Dual Competition between the Basal Ganglia and the Cortex: from Action-Outcome to Stimulus-Response
. 2017-09-13; :
Action-outcome (A-O) and stimulus-response (S-R) processes that are two forms of instrumental conditioning that are important components of decision making and action selection. The former adapts its response according to the outcome while the latter is insensitive to the outcome. An unsolved question is how these two processes emerge, cooperate and interact inside the brain in order to issue a unique behavioral answer. Here we propose a model of the interaction between the cortex, the basal ganglia and the thalamus based on a dual competition.
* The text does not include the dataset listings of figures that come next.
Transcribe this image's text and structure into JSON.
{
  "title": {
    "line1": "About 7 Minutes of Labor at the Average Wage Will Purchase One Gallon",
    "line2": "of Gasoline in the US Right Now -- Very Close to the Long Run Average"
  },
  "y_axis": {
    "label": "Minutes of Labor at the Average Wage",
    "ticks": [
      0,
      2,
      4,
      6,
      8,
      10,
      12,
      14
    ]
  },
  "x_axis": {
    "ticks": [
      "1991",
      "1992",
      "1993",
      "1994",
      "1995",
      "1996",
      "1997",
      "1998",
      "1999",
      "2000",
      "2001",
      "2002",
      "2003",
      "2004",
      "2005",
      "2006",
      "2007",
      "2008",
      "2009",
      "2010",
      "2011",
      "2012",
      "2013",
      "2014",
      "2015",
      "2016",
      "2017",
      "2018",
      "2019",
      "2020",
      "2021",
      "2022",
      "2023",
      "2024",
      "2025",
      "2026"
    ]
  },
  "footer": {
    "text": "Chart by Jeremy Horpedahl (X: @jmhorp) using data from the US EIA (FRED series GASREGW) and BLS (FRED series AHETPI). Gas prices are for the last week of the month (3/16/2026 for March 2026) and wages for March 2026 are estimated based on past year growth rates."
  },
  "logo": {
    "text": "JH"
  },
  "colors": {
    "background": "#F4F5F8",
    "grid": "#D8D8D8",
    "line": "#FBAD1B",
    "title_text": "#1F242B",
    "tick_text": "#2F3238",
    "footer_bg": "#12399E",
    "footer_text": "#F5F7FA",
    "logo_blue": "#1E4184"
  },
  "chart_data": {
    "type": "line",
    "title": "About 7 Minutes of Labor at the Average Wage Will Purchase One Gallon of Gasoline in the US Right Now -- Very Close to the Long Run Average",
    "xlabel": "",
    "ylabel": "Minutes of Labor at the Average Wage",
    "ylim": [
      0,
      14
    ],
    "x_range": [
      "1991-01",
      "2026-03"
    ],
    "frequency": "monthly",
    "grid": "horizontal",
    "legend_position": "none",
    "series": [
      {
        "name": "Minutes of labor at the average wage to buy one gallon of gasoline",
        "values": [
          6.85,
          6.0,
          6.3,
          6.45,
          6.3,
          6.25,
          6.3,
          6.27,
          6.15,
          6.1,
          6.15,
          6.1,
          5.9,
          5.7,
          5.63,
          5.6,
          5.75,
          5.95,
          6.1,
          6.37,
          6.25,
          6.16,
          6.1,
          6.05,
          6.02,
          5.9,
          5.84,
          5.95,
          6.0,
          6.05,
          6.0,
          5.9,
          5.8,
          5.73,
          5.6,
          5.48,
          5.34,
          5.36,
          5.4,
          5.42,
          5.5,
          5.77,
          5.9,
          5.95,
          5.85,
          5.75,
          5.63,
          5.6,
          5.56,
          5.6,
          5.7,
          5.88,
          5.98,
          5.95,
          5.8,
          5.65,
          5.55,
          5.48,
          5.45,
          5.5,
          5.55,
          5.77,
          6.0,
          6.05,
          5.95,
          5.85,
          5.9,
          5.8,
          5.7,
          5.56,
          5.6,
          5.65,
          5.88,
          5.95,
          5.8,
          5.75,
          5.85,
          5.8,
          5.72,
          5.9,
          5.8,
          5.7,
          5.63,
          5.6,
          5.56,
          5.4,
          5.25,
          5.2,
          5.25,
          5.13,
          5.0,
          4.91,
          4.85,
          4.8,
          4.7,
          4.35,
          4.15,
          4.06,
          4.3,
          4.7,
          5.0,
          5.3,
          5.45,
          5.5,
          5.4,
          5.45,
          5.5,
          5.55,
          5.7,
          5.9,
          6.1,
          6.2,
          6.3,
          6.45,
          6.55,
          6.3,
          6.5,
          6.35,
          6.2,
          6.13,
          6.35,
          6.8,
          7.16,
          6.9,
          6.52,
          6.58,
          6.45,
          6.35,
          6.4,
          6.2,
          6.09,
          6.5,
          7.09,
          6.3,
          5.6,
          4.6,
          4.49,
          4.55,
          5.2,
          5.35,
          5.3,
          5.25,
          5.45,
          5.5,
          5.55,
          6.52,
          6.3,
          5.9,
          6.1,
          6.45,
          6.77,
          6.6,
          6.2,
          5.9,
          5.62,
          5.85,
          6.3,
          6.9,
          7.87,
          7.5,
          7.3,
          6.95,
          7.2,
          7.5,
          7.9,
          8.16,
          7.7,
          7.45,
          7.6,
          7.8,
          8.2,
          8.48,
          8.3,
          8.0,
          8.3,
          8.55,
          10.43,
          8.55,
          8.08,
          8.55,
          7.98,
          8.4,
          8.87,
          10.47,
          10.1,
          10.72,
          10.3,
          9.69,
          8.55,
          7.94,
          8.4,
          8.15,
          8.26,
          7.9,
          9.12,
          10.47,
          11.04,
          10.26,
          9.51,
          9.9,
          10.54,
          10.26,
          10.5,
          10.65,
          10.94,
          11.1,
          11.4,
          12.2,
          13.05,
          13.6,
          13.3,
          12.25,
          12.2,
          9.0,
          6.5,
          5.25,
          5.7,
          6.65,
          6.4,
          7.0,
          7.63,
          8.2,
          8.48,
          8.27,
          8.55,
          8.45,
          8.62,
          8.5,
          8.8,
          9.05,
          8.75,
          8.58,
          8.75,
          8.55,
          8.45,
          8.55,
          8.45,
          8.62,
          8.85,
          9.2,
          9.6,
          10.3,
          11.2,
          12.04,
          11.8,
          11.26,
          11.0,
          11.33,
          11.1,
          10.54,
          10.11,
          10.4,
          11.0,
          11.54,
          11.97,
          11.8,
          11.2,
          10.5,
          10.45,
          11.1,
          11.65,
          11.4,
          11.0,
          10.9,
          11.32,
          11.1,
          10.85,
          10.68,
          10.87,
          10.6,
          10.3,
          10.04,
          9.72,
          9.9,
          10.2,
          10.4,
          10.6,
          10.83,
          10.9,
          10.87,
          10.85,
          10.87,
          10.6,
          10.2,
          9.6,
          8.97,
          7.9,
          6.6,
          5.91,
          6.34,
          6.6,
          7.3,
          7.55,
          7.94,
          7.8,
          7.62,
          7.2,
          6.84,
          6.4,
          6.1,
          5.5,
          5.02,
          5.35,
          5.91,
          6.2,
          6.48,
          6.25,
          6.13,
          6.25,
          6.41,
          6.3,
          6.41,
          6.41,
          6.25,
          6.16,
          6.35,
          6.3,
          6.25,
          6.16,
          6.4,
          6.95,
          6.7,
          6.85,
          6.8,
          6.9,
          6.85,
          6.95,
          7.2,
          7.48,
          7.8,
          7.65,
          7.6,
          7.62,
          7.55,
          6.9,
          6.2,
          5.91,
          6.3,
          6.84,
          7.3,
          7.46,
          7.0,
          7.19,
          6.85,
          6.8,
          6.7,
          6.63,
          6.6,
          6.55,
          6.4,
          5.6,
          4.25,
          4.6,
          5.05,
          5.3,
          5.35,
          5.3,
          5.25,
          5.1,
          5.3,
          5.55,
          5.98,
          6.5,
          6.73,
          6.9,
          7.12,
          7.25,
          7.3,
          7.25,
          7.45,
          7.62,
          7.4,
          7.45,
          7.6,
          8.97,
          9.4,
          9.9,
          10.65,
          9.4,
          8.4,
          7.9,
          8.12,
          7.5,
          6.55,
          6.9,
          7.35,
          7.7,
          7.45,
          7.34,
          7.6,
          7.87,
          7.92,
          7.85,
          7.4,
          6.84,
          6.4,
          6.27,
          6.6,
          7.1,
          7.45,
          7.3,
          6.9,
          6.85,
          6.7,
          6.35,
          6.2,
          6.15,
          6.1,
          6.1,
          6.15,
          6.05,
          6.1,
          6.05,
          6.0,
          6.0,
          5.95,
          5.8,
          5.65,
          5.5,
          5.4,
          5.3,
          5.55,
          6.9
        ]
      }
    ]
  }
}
We hypothesize that the striatum, the subthalamic nucleus, the internal pallidum (GPi), the thalamus, and the cortex are involved in closed feedback loops through the hyperdirect and direct pathways. These loops support a competition process that results in the ability for the basal ganglia to make a cognitive decision followed by a motor decision. Considering lateral cortical interactions (short range excitation, long range inhibition), another competition takes place inside the cortex allowing this latter to make a cognitive and a motor decision. We show how this dual competition endows the model with two regimes. One is oriented towards action-outcome and is driven by reinforcement learning, the other is oriented towards stimulus-response and is driven by Hebbian learning. The final decision is made according to a combination of these two mechanisms with a gradual transfer from the former to the latter. We confirmed these theoretical results on primates using a two-armed bandit task and a reversible bilateral inactivation of the internal part of the globus pallidus.